We can talk about Jesus like a sales pitch. When the hearer picks up (instantly) that we’re saying rehearsed lines, what we say goes straight to the ‘Highly Doubtful’ section of their brains and their ‘How-soon-can-this-be-over’ part is activated. In our minds, we have a very important message and don’t want to get it wrong. But in their minds, truth-tellers don’t worry about their lines, only liars and actors do.

We can talk about Jesus like a public service announcement: Please mind the gap between heaven and hell. If this is heard at all, beyond being background noise, it is usually thought of as health and safety overkill. Yeah, yeah, be kind to others, love God, don’t go to hell, yeah, yeah.

We can talk about Jesus like a ransom demand: Accept the wonderful love of God, or else. Demands are heard and received in a particular way too.

Even not talking at all about Jesus is saying something about him – that he’s unimportant, exclusive or shameful. Our non-hearers interpret this too – that he is outdated and irrelevant.

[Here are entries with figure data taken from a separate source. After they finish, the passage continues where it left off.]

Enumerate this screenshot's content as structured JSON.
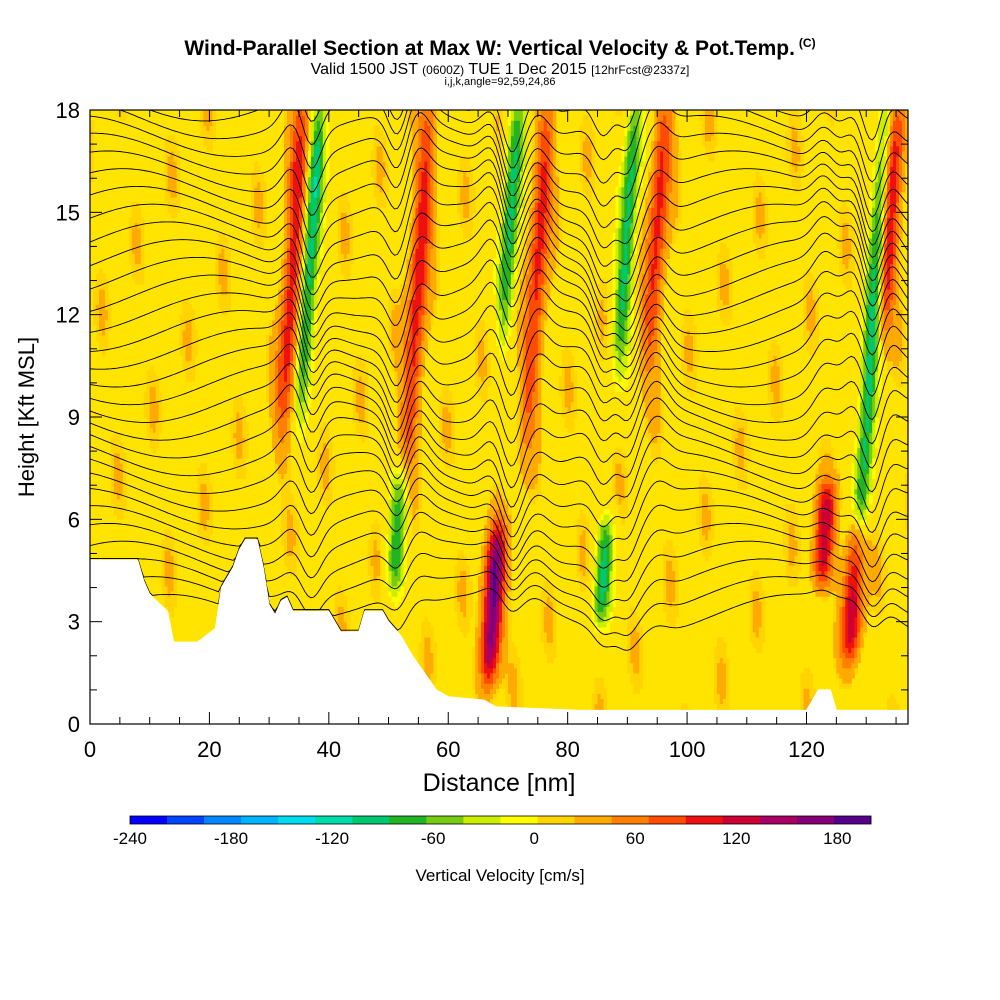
{
  "header": {
    "title": "Wind-Parallel Section at Max W: Vertical Velocity & Pot.Temp.",
    "copyright_mark": "(C)",
    "valid_prefix": "Valid 1500 JST",
    "valid_zulu": "(0600Z)",
    "valid_date": "TUE 1 Dec 2015",
    "forecast_note": "[12hrFcst@2337z]",
    "params": "i,j,k,angle=92,59,24,86"
  },
  "colorbar": {
    "title": "Vertical Velocity [cm/s]",
    "tick_labels": [
      "-240",
      "-180",
      "-120",
      "-60",
      "0",
      "60",
      "120",
      "180"
    ],
    "tick_values": [
      -240,
      -180,
      -120,
      -60,
      0,
      60,
      120,
      180
    ],
    "range": [
      -240,
      200
    ],
    "colors": [
      "#0000ff",
      "#0044ff",
      "#0088ff",
      "#00b4ff",
      "#00ddee",
      "#00dcaa",
      "#00c870",
      "#22b422",
      "#77cc11",
      "#ccee00",
      "#ffff00",
      "#ffd400",
      "#ffaa00",
      "#ff7f00",
      "#ff4c00",
      "#ee1111",
      "#cc0033",
      "#aa0066",
      "#880077",
      "#550088"
    ]
  },
  "chart_data": {
    "type": "heatmap",
    "title": "Wind-Parallel Section at Max W: Vertical Velocity & Pot.Temp.",
    "xlabel": "Distance [nm]",
    "ylabel": "Height [Kft MSL]",
    "xlim": [
      0,
      137
    ],
    "ylim": [
      0,
      18
    ],
    "x_ticks": [
      0,
      20,
      40,
      60,
      80,
      100,
      120
    ],
    "x_tick_labels": [
      "0",
      "20",
      "40",
      "60",
      "80",
      "100",
      "120"
    ],
    "y_ticks": [
      0,
      3,
      6,
      9,
      12,
      15,
      18
    ],
    "y_tick_labels": [
      "0",
      "3",
      "6",
      "9",
      "12",
      "15",
      "18"
    ],
    "field": "Vertical Velocity [cm/s]",
    "contour_field": "Potential Temperature",
    "updraft_cores": [
      {
        "x": 34,
        "y_range": [
          9,
          18
        ],
        "w_max": 110
      },
      {
        "x": 55,
        "y_range": [
          8,
          18
        ],
        "w_max": 105
      },
      {
        "x": 67.5,
        "y_range": [
          1.8,
          5.2
        ],
        "w_max": 190
      },
      {
        "x": 75,
        "y_range": [
          9,
          18
        ],
        "w_max": 100
      },
      {
        "x": 95,
        "y_range": [
          11,
          18
        ],
        "w_max": 100
      },
      {
        "x": 123,
        "y_range": [
          4.5,
          6.5
        ],
        "w_max": 130
      },
      {
        "x": 128,
        "y_range": [
          2.5,
          5.5
        ],
        "w_max": 150
      },
      {
        "x": 134,
        "y_range": [
          12,
          18
        ],
        "w_max": 120
      }
    ],
    "downdraft_cores": [
      {
        "x": 37,
        "y_range": [
          10,
          18
        ],
        "w_min": -100
      },
      {
        "x": 51.5,
        "y_range": [
          4.5,
          7
        ],
        "w_min": -80
      },
      {
        "x": 70.5,
        "y_range": [
          12,
          18
        ],
        "w_min": -90
      },
      {
        "x": 86,
        "y_range": [
          3.5,
          5.5
        ],
        "w_min": -85
      },
      {
        "x": 90,
        "y_range": [
          11,
          18
        ],
        "w_min": -90
      },
      {
        "x": 131,
        "y_range": [
          5,
          18
        ],
        "w_min": -100
      }
    ],
    "terrain": [
      [
        0,
        4.8
      ],
      [
        8,
        4.8
      ],
      [
        9,
        4.2
      ],
      [
        10,
        3.8
      ],
      [
        13,
        3.3
      ],
      [
        14,
        2.4
      ],
      [
        18,
        2.4
      ],
      [
        21,
        2.8
      ],
      [
        22,
        4.0
      ],
      [
        24,
        4.6
      ],
      [
        25,
        5.1
      ],
      [
        26,
        5.4
      ],
      [
        28,
        5.4
      ],
      [
        29,
        4.6
      ],
      [
        30,
        3.5
      ],
      [
        31,
        3.2
      ],
      [
        32,
        3.6
      ],
      [
        33,
        3.7
      ],
      [
        34,
        3.3
      ],
      [
        40,
        3.3
      ],
      [
        42,
        2.7
      ],
      [
        45,
        2.7
      ],
      [
        46,
        3.3
      ],
      [
        49,
        3.3
      ],
      [
        50,
        3.0
      ],
      [
        52,
        2.6
      ],
      [
        54,
        2.0
      ],
      [
        56,
        1.5
      ],
      [
        58,
        1.0
      ],
      [
        60,
        0.8
      ],
      [
        66,
        0.7
      ],
      [
        68,
        0.5
      ],
      [
        82,
        0.4
      ],
      [
        120,
        0.4
      ],
      [
        122,
        1.0
      ],
      [
        124,
        1.0
      ],
      [
        125,
        0.4
      ],
      [
        137,
        0.4
      ]
    ]
  }
}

So what are some good ways of talking about Jesus? What genres will help us be heard well, and what do they look like? That’s a great discussion question for your home-group. Here’s a couple worth considering:

Recommendation – how do we talk when we’ve come across a brilliant TV show or book or activity that we love and want to share with others?

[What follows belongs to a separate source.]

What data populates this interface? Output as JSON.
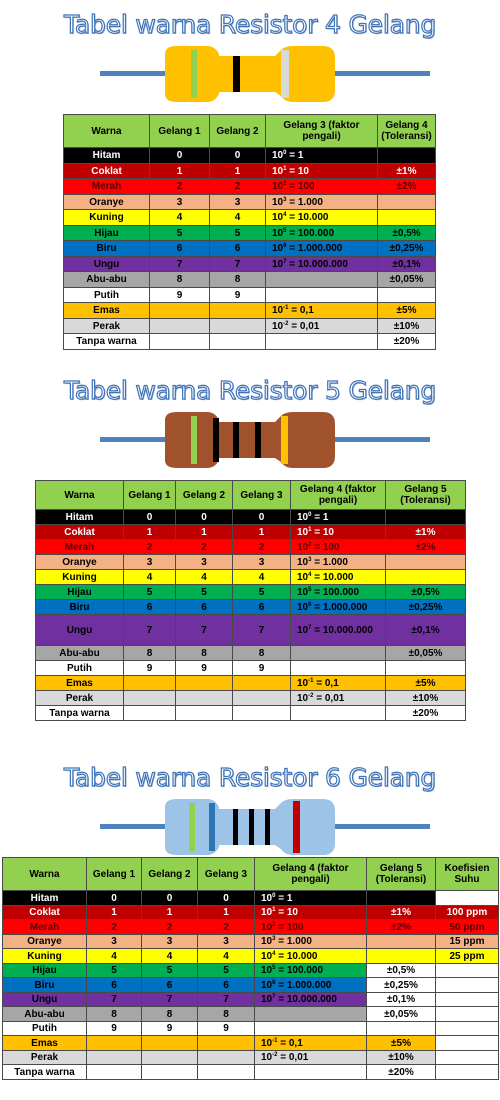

Invitation – there is so much for us to gain by considering the invitational nature of the gospel (and indeed of God). Invitations are announcements with a personal aspect, and they respect the invitee’s freedom and agency. On the last and greatest day of the feast,Jn7 when Jesus stands up and speaks out, he chose this genre. It could have been pronouncement: ‘You’ve all got this all wrong!’ Instead, he cried out If anyone is thirsty, let them come to me and drink. 

Recommendation and Invitation come together in John 1 – 

Philip: We’ve found the one Moses and the prophets wrote about – Jesus of Nazareth!

Nathanael: Nazareth, can anything good come from there?

Philip: Come and see!

So, sacred agent, when you started to read this – back in the very first line – how were you categorising it? What signals gave away its genre? In the same way, how do people read your signals and hear what you have to share?